Let's take a look at three things that we learned about the Chargers during their disappointing performance.
Ryan Mathews Still Can't Hold onto the Ball
During the offseason, there was talk that Ryan Mathews was working tirelessly to end his reputation as a fumbler.
Michael Gehlken of the U-T San Diego wrote an article that explained how Mathews was carrying a football everywhere he went—even while lifting weights.
In Mathews' first game of the 2012 season, he fumbled the ball.
To make matters even worse, Mathews fumbled the ball when the Chargers were in the red zone. His fumble completely took away any momentum the Chargers had, and it was the turning point in the game.
Mathews must get much better at holding onto the ball moving forward. He cannot continue to hurt the Chargers with his propensity to turn the ball over.
Philip Rivers Is Mistake-Prone
Just a few years ago, Philip Rivers routinely took big risks by throwing the ball deep while under pressure, and most of his risks ended up in big plays for the Chargers.
Last year, Rivers' risks started to bite him. He began to make terrible throws that were picked off by defenders. Many of the throws could be attributed to poor pass protection, but Rivers still could have made adjustments.
Going into 2012, the Chargers were hopeful that Rivers' interception problem was behind him.
However, Rivers showed against the Falcons that he still makes ill-advised throws.
Both of Rivers' interceptions against the Falcons were inexcusable throws that should have never been made.

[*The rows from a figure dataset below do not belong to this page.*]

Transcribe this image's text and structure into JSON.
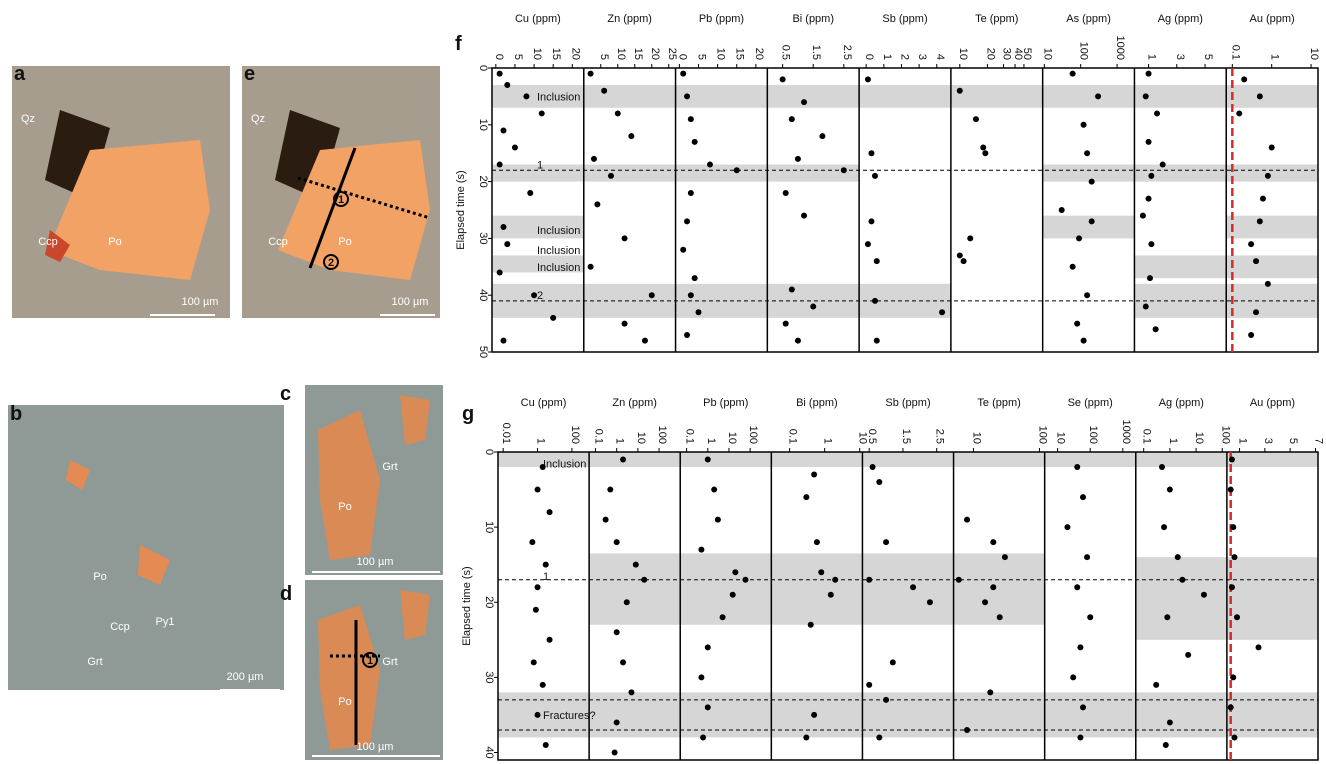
{
  "photos": [
    {
      "label": "a",
      "minerals": [
        "Qz",
        "Ccp",
        "Po"
      ],
      "scale_bar": "100 µm"
    },
    {
      "label": "e",
      "minerals": [
        "Qz",
        "Ccp",
        "Po"
      ],
      "scale_bar": "100 µm",
      "spots": [
        "1",
        "2"
      ]
    },
    {
      "label": "b",
      "minerals": [
        "Po",
        "Ccp",
        "Py1",
        "Grt"
      ],
      "scale_bar": "200 µm"
    },
    {
      "label": "c",
      "minerals": [
        "Grt",
        "Po"
      ],
      "scale_bar": "100 µm"
    },
    {
      "label": "d",
      "minerals": [
        "Grt",
        "Po"
      ],
      "scale_bar": "100 µm",
      "spots": [
        "1"
      ]
    }
  ],
  "chart_data": [
    {
      "type": "strip",
      "label": "f",
      "ylabel": "Elapsed time (s)",
      "ylim": [
        0,
        50
      ],
      "yticks": [
        0,
        10,
        20,
        30,
        40,
        50
      ],
      "au_line": 0.1,
      "bands": [
        {
          "from": 3,
          "to": 7,
          "tracks": [
            0,
            8
          ]
        },
        {
          "from": 17,
          "to": 20,
          "tracks": [
            0,
            3
          ]
        },
        {
          "from": 17,
          "to": 20,
          "tracks": [
            6,
            8
          ]
        },
        {
          "from": 26,
          "to": 30,
          "tracks": [
            0,
            0
          ]
        },
        {
          "from": 26,
          "to": 30,
          "tracks": [
            6,
            6
          ]
        },
        {
          "from": 26,
          "to": 30,
          "tracks": [
            8,
            8
          ]
        },
        {
          "from": 33,
          "to": 36,
          "tracks": [
            0,
            0
          ]
        },
        {
          "from": 33,
          "to": 37,
          "tracks": [
            7,
            8
          ]
        },
        {
          "from": 38,
          "to": 44,
          "tracks": [
            0,
            4
          ]
        },
        {
          "from": 38,
          "to": 44,
          "tracks": [
            7,
            8
          ]
        }
      ],
      "dashed": [
        18,
        41
      ],
      "annotations": [
        {
          "text": "Inclusion",
          "y": 5
        },
        {
          "text": "1",
          "y": 17
        },
        {
          "text": "Inclusion",
          "y": 28.5
        },
        {
          "text": "Inclusion",
          "y": 32
        },
        {
          "text": "Inclusion",
          "y": 35
        },
        {
          "text": "2",
          "y": 40
        }
      ],
      "tracks": [
        {
          "name": "Cu (ppm)",
          "log": false,
          "xlim": [
            -1,
            23
          ],
          "xticks": [
            0,
            5,
            10,
            15,
            20
          ],
          "y": [
            1,
            3,
            5,
            8,
            11,
            14,
            17,
            22,
            28,
            31,
            36,
            40,
            44,
            48
          ],
          "x": [
            1,
            3,
            8,
            12,
            2,
            5,
            1,
            9,
            2,
            3,
            1,
            10,
            15,
            2
          ]
        },
        {
          "name": "Zn (ppm)",
          "log": false,
          "xlim": [
            0,
            27
          ],
          "xticks": [
            5,
            10,
            15,
            20,
            25
          ],
          "y": [
            1,
            4,
            8,
            12,
            16,
            19,
            24,
            30,
            35,
            40,
            45,
            48
          ],
          "x": [
            2,
            6,
            10,
            14,
            3,
            8,
            4,
            12,
            2,
            20,
            12,
            18
          ]
        },
        {
          "name": "Pb (ppm)",
          "log": false,
          "xlim": [
            -1,
            23
          ],
          "xticks": [
            0,
            5,
            10,
            15,
            20
          ],
          "y": [
            1,
            5,
            9,
            13,
            17,
            18,
            22,
            27,
            32,
            37,
            40,
            43,
            47
          ],
          "x": [
            1,
            2,
            3,
            4,
            8,
            15,
            3,
            2,
            1,
            4,
            3,
            5,
            2
          ]
        },
        {
          "name": "Bi (ppm)",
          "log": false,
          "xlim": [
            0,
            3
          ],
          "xticks": [
            0.5,
            1.5,
            2.5
          ],
          "y": [
            2,
            6,
            9,
            12,
            16,
            18,
            22,
            26,
            39,
            42,
            45,
            48
          ],
          "x": [
            0.5,
            1.2,
            0.8,
            1.8,
            1.0,
            2.5,
            0.6,
            1.2,
            0.8,
            1.5,
            0.6,
            1.0
          ]
        },
        {
          "name": "Sb (ppm)",
          "log": false,
          "xlim": [
            -0.4,
            4.8
          ],
          "xticks": [
            0,
            1,
            2,
            3,
            4
          ],
          "y": [
            2,
            15,
            19,
            27,
            31,
            34,
            41,
            43,
            48
          ],
          "x": [
            0.1,
            0.3,
            0.5,
            0.3,
            0.1,
            0.6,
            0.5,
            4.3,
            0.6
          ]
        },
        {
          "name": "Te (ppm)",
          "log": true,
          "xlim": [
            8,
            80
          ],
          "xticks": [
            10,
            20,
            30,
            40,
            50
          ],
          "y": [
            4,
            9,
            14,
            15,
            30,
            33,
            34
          ],
          "x": [
            10,
            15,
            18,
            19,
            13,
            10,
            11
          ]
        },
        {
          "name": "As (ppm)",
          "log": true,
          "xlim": [
            9,
            3000
          ],
          "xticks": [
            10,
            100,
            1000
          ],
          "y": [
            1,
            5,
            10,
            15,
            20,
            25,
            27,
            30,
            35,
            40,
            45,
            48
          ],
          "x": [
            60,
            300,
            120,
            150,
            200,
            30,
            200,
            90,
            60,
            150,
            80,
            120
          ]
        },
        {
          "name": "Ag (ppm)",
          "log": false,
          "xlim": [
            0,
            6.5
          ],
          "xticks": [
            1,
            3,
            5
          ],
          "y": [
            1,
            5,
            8,
            13,
            17,
            19,
            23,
            26,
            31,
            37,
            42,
            46
          ],
          "x": [
            1,
            0.8,
            1.6,
            1,
            2,
            1.2,
            1,
            0.6,
            1.2,
            1.1,
            0.8,
            1.5
          ]
        },
        {
          "name": "Au (ppm)",
          "log": true,
          "xlim": [
            0.07,
            15
          ],
          "xticks": [
            0.1,
            1,
            10
          ],
          "y": [
            2,
            5,
            8,
            14,
            19,
            23,
            27,
            31,
            34,
            38,
            43,
            47
          ],
          "x": [
            0.2,
            0.5,
            0.15,
            1.0,
            0.8,
            0.6,
            0.5,
            0.3,
            0.4,
            0.8,
            0.4,
            0.3
          ]
        }
      ]
    },
    {
      "type": "strip",
      "label": "g",
      "ylabel": "Elapsed time (s)",
      "ylim": [
        0,
        41
      ],
      "yticks": [
        0,
        10,
        20,
        30,
        40
      ],
      "au_line": 0.3,
      "bands": [
        {
          "from": 0,
          "to": 2,
          "tracks": [
            0,
            8
          ]
        },
        {
          "from": 13.5,
          "to": 23,
          "tracks": [
            1,
            5
          ]
        },
        {
          "from": 14,
          "to": 25,
          "tracks": [
            7,
            8
          ]
        },
        {
          "from": 32,
          "to": 38,
          "tracks": [
            0,
            8
          ]
        }
      ],
      "dashed": [
        17,
        33,
        37
      ],
      "annotations": [
        {
          "text": "Inclusion",
          "y": 1.5
        },
        {
          "text": "1",
          "y": 16.5
        },
        {
          "text": "Fractures?",
          "y": 35
        }
      ],
      "tracks": [
        {
          "name": "Cu (ppm)",
          "log": true,
          "xlim": [
            0.005,
            1000
          ],
          "xticks": [
            0.01,
            1,
            100
          ],
          "y": [
            2,
            5,
            8,
            12,
            15,
            18,
            21,
            25,
            28,
            31,
            35,
            39
          ],
          "x": [
            2,
            1,
            5,
            0.5,
            3,
            1,
            0.8,
            5,
            0.6,
            2,
            1,
            3
          ]
        },
        {
          "name": "Zn (ppm)",
          "log": true,
          "xlim": [
            0.05,
            1000
          ],
          "xticks": [
            0.1,
            1,
            10,
            100
          ],
          "y": [
            1,
            5,
            9,
            12,
            15,
            17,
            20,
            24,
            28,
            32,
            36,
            40
          ],
          "x": [
            2,
            0.5,
            0.3,
            1,
            8,
            20,
            3,
            1,
            2,
            5,
            1,
            0.8
          ]
        },
        {
          "name": "Pb (ppm)",
          "log": true,
          "xlim": [
            0.05,
            1000
          ],
          "xticks": [
            0.1,
            1,
            10,
            100
          ],
          "y": [
            1,
            5,
            9,
            13,
            16,
            17,
            19,
            22,
            26,
            30,
            34,
            38
          ],
          "x": [
            1,
            2,
            3,
            0.5,
            20,
            60,
            15,
            5,
            1,
            0.5,
            1,
            0.6
          ]
        },
        {
          "name": "Bi (ppm)",
          "log": true,
          "xlim": [
            0.03,
            12
          ],
          "xticks": [
            0.1,
            1,
            10
          ],
          "y": [
            3,
            6,
            12,
            16,
            17,
            19,
            23,
            35,
            38
          ],
          "x": [
            0.5,
            0.3,
            0.6,
            0.8,
            2,
            1.5,
            0.4,
            0.5,
            0.3
          ]
        },
        {
          "name": "Sb (ppm)",
          "log": false,
          "xlim": [
            0.3,
            3
          ],
          "xticks": [
            0.5,
            1.5,
            2.5
          ],
          "y": [
            2,
            4,
            12,
            17,
            18,
            20,
            28,
            31,
            33,
            38
          ],
          "x": [
            0.6,
            0.8,
            1.0,
            0.5,
            1.8,
            2.3,
            1.2,
            0.5,
            1.0,
            0.8
          ]
        },
        {
          "name": "Te (ppm)",
          "log": true,
          "xlim": [
            5,
            120
          ],
          "xticks": [
            10,
            100
          ],
          "y": [
            9,
            12,
            14,
            17,
            18,
            20,
            22,
            32,
            37
          ],
          "x": [
            8,
            20,
            30,
            6,
            20,
            15,
            25,
            18,
            8
          ]
        },
        {
          "name": "Se (ppm)",
          "log": true,
          "xlim": [
            4,
            2500
          ],
          "xticks": [
            10,
            100,
            1000
          ],
          "y": [
            2,
            6,
            10,
            14,
            18,
            22,
            26,
            30,
            34,
            38
          ],
          "x": [
            40,
            60,
            20,
            80,
            40,
            100,
            50,
            30,
            60,
            50
          ]
        },
        {
          "name": "Ag (ppm)",
          "log": true,
          "xlim": [
            0.05,
            150
          ],
          "xticks": [
            0.1,
            1,
            10,
            100
          ],
          "y": [
            2,
            5,
            10,
            14,
            17,
            19,
            22,
            27,
            31,
            36,
            39
          ],
          "x": [
            0.5,
            1,
            0.6,
            2,
            3,
            20,
            0.8,
            5,
            0.3,
            1,
            0.7
          ]
        },
        {
          "name": "Au (ppm)",
          "log": false,
          "xlim": [
            0,
            7.2
          ],
          "xticks": [
            1,
            3,
            5,
            7
          ],
          "y": [
            1,
            5,
            10,
            14,
            18,
            22,
            26,
            30,
            34,
            38
          ],
          "x": [
            0.4,
            0.3,
            0.5,
            0.6,
            0.4,
            0.8,
            2.5,
            0.5,
            0.3,
            0.6
          ]
        }
      ]
    }
  ]
}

For the Chargers to succeed this year, Rivers needs to start making the smart throw rather than constantly trying to make big plays against fantastic coverage.
The New Chargers Defense Can't Defend Tight Ends
The Chargers have long had trouble defending opposing tight ends. It seems like 2012 will be no different than the past.
Tony Gonzalez absolutely dominated the Chargers to a tune of nine receptions for 91 yards and one touchdown. The Chargers rarely jammed Gonzalez at the line of scrimmage, which allowed him to cleanly release off of the line and get open downfield.
When a talented tight end is given a free release, you can almost guarantee that he will be wide open.
A defense has to be physical against tight ends, and the Chargers weren't physical with Gonzalez at all.
The Chargers need to evaluate how they currently defend tight ends and figure out a much better strategy against tight ends moving forward.